Nos termos dos artigos 233 e 234 do Código Penal, são também puníveis as condutas que consubstanciem injúria ou difamação, isto é, ofensas à honra e reputação de pessoas ou grupos.
Além disso, o artigo 195 do Código Penal, conjugado com o artigo 41 da Constituição da República, limita o exercício da liberdade de expressão sempre que esta seja usada para promover o ódio ou incitar à violência e devassa da vida privada, protegendo assim a dignidade e a segurança de todos os cidadãos.
Ainda, resulta da lei, o papel dos meios de comunicação social a manutenção de padrões éticos e legais na esfera pública. A Lei de Imprensa (Lei n.º 18/91, de 10 de Agosto), estabelece de forma clara que os jornalistas e os órgãos de comunicação devem exercer as suas funções com respeito pela Constituição, pela dignidade da pessoa humana e em respeito aos direitos fundamentais. É, por isso, alarmante constatar uma crescente retórica discriminatória e sensacionalista em vários meios de comunicação social, com destaque para programas televisivos, onde o discurso de ódio tem encontrado espaço recorrente sob o disfarce de “opinião pessoal” ou “entretenimento”.

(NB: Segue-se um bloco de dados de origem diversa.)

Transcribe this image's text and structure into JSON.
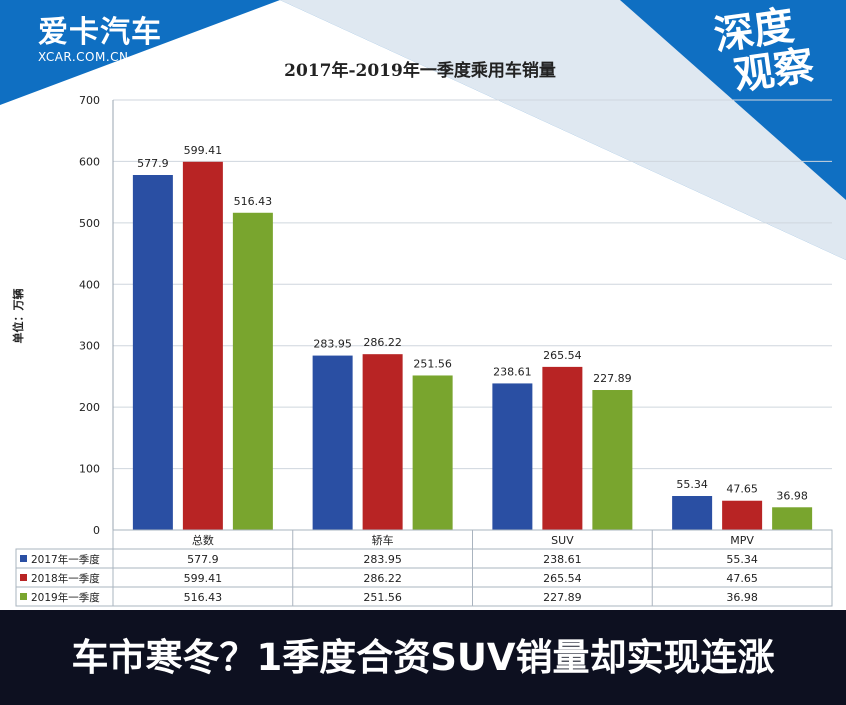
{
  "brand": {
    "name": "爱卡汽车",
    "domain": "XCAR.COM.CN"
  },
  "badge": {
    "line1": "深度",
    "line2": "观察"
  },
  "headline": "车市寒冬？1季度合资SUV销量却实现连涨",
  "colors": {
    "page_blue": "#0f6fc2",
    "headline_bg": "#0d1020",
    "series": [
      "#2a4fa3",
      "#b82424",
      "#79a52e"
    ]
  },
  "chart_data": {
    "type": "bar",
    "title": "2017年-2019年一季度乘用车销量",
    "ylabel": "单位：万辆",
    "xlabel": "",
    "ylim": [
      0,
      700
    ],
    "yticks": [
      0,
      100,
      200,
      300,
      400,
      500,
      600,
      700
    ],
    "grid": true,
    "legend": "table-below",
    "categories": [
      "总数",
      "轿车",
      "SUV",
      "MPV"
    ],
    "series": [
      {
        "name": "2017年一季度",
        "values": [
          577.9,
          283.95,
          238.61,
          55.34
        ]
      },
      {
        "name": "2018年一季度",
        "values": [
          599.41,
          286.22,
          265.54,
          47.65
        ]
      },
      {
        "name": "2019年一季度",
        "values": [
          516.43,
          251.56,
          227.89,
          36.98
        ]
      }
    ],
    "data_labels": [
      [
        "577.9",
        "283.95",
        "238.61",
        "55.34"
      ],
      [
        "599.41",
        "286.22",
        "265.54",
        "47.65"
      ],
      [
        "516.43",
        "251.56",
        "227.89",
        "36.98"
      ]
    ]
  }
}
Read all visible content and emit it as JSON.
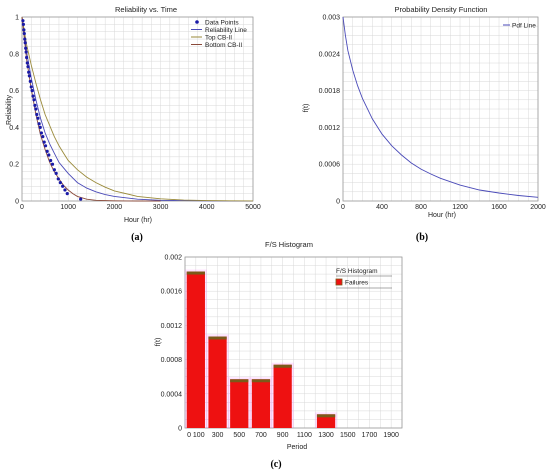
{
  "chart_data": [
    {
      "type": "line",
      "panel_label": "(a)",
      "title": "Reliability vs. Time",
      "xlabel": "Hour (hr)",
      "ylabel": "Reliability",
      "xlim": [
        0,
        5000
      ],
      "ylim": [
        0,
        1
      ],
      "xticks": [
        "0",
        "1000",
        "2000",
        "3000",
        "4000",
        "5000"
      ],
      "yticks": [
        "0",
        "0.2",
        "0.4",
        "0.6",
        "0.8",
        "1"
      ],
      "grid": true,
      "legend_position": "top-right",
      "legend": [
        "Data Points",
        "Reliability Line",
        "Top CB-II",
        "Bottom CB-II"
      ],
      "colors": {
        "points": "#1a1aa6",
        "line": "#4a4ab8",
        "top": "#9a8a3a",
        "bottom": "#8a4a3a"
      },
      "series": [
        {
          "name": "Data Points",
          "style": "points",
          "x": [
            20,
            30,
            40,
            50,
            60,
            70,
            80,
            90,
            100,
            115,
            130,
            145,
            160,
            180,
            200,
            220,
            240,
            260,
            280,
            300,
            320,
            345,
            370,
            395,
            420,
            450,
            480,
            510,
            545,
            580,
            620,
            660,
            700,
            740,
            785,
            830,
            880,
            930,
            980,
            1270
          ],
          "y": [
            0.98,
            0.96,
            0.93,
            0.91,
            0.88,
            0.86,
            0.83,
            0.81,
            0.78,
            0.75,
            0.73,
            0.7,
            0.68,
            0.65,
            0.62,
            0.6,
            0.57,
            0.55,
            0.52,
            0.5,
            0.47,
            0.45,
            0.42,
            0.4,
            0.37,
            0.35,
            0.32,
            0.3,
            0.27,
            0.25,
            0.22,
            0.2,
            0.17,
            0.15,
            0.12,
            0.1,
            0.08,
            0.06,
            0.04,
            0.01
          ]
        },
        {
          "name": "Reliability Line",
          "style": "line",
          "x": [
            0,
            100,
            200,
            300,
            400,
            500,
            600,
            700,
            800,
            900,
            1000,
            1200,
            1400,
            1600,
            1800,
            2000,
            2500,
            3000,
            3500,
            4000,
            4500,
            5000
          ],
          "y": [
            1,
            0.81,
            0.67,
            0.55,
            0.45,
            0.37,
            0.31,
            0.26,
            0.21,
            0.18,
            0.15,
            0.1,
            0.07,
            0.05,
            0.035,
            0.025,
            0.01,
            0.004,
            0.002,
            0.001,
            0.0005,
            0.0002
          ]
        },
        {
          "name": "Top CB-II",
          "style": "line",
          "x": [
            0,
            100,
            200,
            300,
            400,
            500,
            600,
            700,
            800,
            900,
            1000,
            1200,
            1400,
            1600,
            1800,
            2000,
            2500,
            3000,
            3500,
            4000,
            4500,
            5000
          ],
          "y": [
            1,
            0.85,
            0.74,
            0.64,
            0.55,
            0.47,
            0.41,
            0.35,
            0.3,
            0.26,
            0.22,
            0.17,
            0.13,
            0.1,
            0.075,
            0.055,
            0.025,
            0.012,
            0.005,
            0.002,
            0.001,
            0.0005
          ]
        },
        {
          "name": "Bottom CB-II",
          "style": "line",
          "x": [
            0,
            100,
            200,
            300,
            400,
            500,
            600,
            700,
            800,
            900,
            1000,
            1100,
            1200,
            1400,
            1600,
            2000,
            2500,
            3000
          ],
          "y": [
            1,
            0.77,
            0.61,
            0.47,
            0.36,
            0.28,
            0.21,
            0.16,
            0.12,
            0.085,
            0.06,
            0.04,
            0.025,
            0.01,
            0.004,
            0.001,
            0.0002,
            0
          ]
        }
      ]
    },
    {
      "type": "line",
      "panel_label": "(b)",
      "title": "Probability Density Function",
      "xlabel": "Hour (hr)",
      "ylabel": "f(t)",
      "xlim": [
        0,
        2000
      ],
      "ylim": [
        0,
        0.003
      ],
      "xticks": [
        "0",
        "400",
        "800",
        "1200",
        "1600",
        "2000"
      ],
      "yticks": [
        "0",
        "0.0006",
        "0.0012",
        "0.0018",
        "0.0024",
        "0.003"
      ],
      "grid": true,
      "legend_position": "top-right",
      "legend": [
        "Pdf Line"
      ],
      "colors": {
        "line": "#4a4ab8"
      },
      "series": [
        {
          "name": "Pdf Line",
          "x": [
            0,
            25,
            50,
            100,
            150,
            200,
            300,
            400,
            500,
            600,
            700,
            800,
            900,
            1000,
            1200,
            1400,
            1600,
            1800,
            2000
          ],
          "y": [
            0.003,
            0.0027,
            0.00245,
            0.00213,
            0.00188,
            0.00167,
            0.00134,
            0.00109,
            0.0009,
            0.00075,
            0.00062,
            0.00052,
            0.00044,
            0.00037,
            0.00026,
            0.00018,
            0.00013,
            9e-05,
            6e-05
          ]
        }
      ]
    },
    {
      "type": "bar",
      "panel_label": "(c)",
      "title": "F/S Histogram",
      "xlabel": "Period",
      "ylabel": "f(t)",
      "ylim": [
        0,
        0.002
      ],
      "categories": [
        "0 100",
        "300",
        "500",
        "700",
        "900",
        "1100",
        "1300",
        "1500",
        "1700",
        "1900"
      ],
      "yticks": [
        "0",
        "0.0004",
        "0.0008",
        "0.0012",
        "0.0016",
        "0.002"
      ],
      "grid": true,
      "legend_position": "top-right",
      "legend_title": "F/S Histogram",
      "legend": [
        "Failures"
      ],
      "colors": {
        "bar": "#ee1111",
        "bar_top": "#7a5a1a",
        "glow": "#ff66ff"
      },
      "series": [
        {
          "name": "Failures",
          "values": [
            0.00183,
            0.00107,
            0.00057,
            0.00057,
            0.00074,
            0,
            0.00016,
            0,
            0,
            0
          ]
        }
      ]
    }
  ]
}
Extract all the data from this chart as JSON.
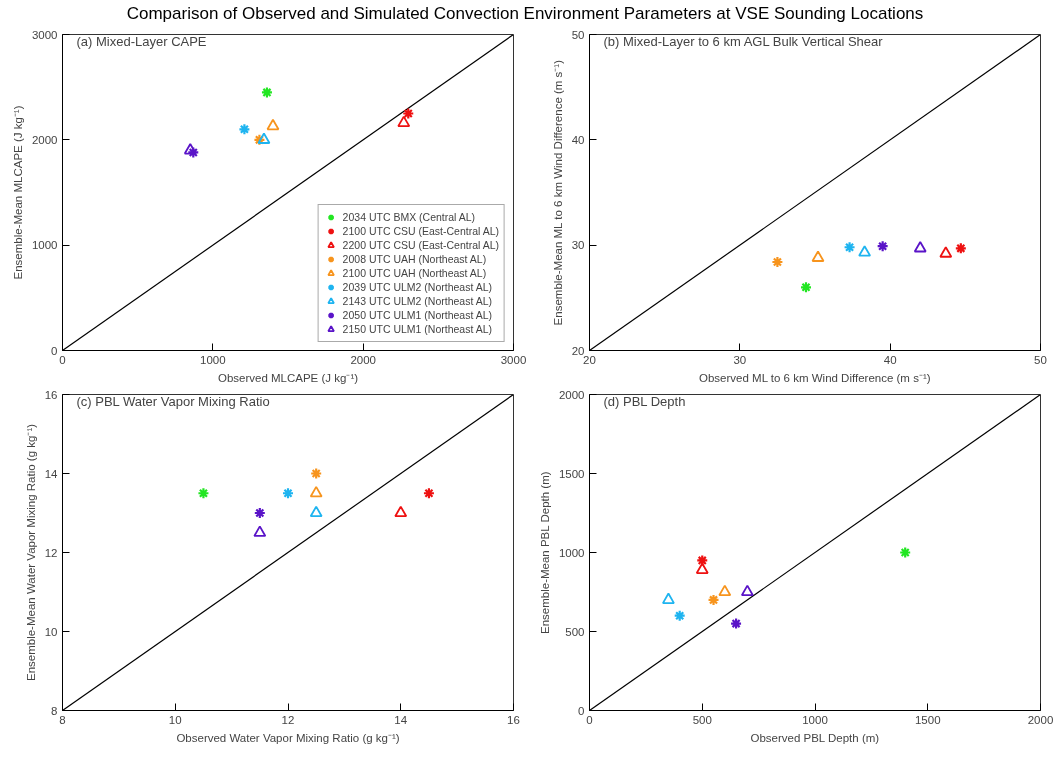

A iniciativa dos denunciantes inclui ainda um pedido de indemnização civil cujo montante deverá ser revertido em acções de educação pública em direitos humanos com vista a fomentar uma cultura de respeito, inclusão e dignidade para todas as pessoas.
Segundo Edu Meque, um dos integrantes do grupo de cidadãos queixosos, “não se trata apenas de responsabilizar uma figura pública, mas de reafirmar que os direitos humanos não são negociáveis, e que discursos de ódio não podem ser normalizados em Moçambique. Lembramos também que a impunidade para o discurso de ódio abre caminho à violência real, que muitos jovens LGBTQIA+ ainda enfrentam nas ruas, nas escolas e até nas suas próprias casas. Esta participação representa um marco na luta pelo respeito à dignidade e à igualdade de todos os moçambicanos, defendeu.
Os peticionários reafirmam o seu compromisso com os princípios da igualdade, da não-discriminação e do respeito pela dignidade da pessoa humana, e apelam a todas as instituições da República – incluindo a Procuradoria, a Entidade Reguladora da Comunicação Social e os próprios órgãos de comunicação – a assumirem as suas responsabilidades na defesa da ordem constitucional e da paz social, não permitindo que discursos de ódio encontrem guarida em nome da liberdade de expressão.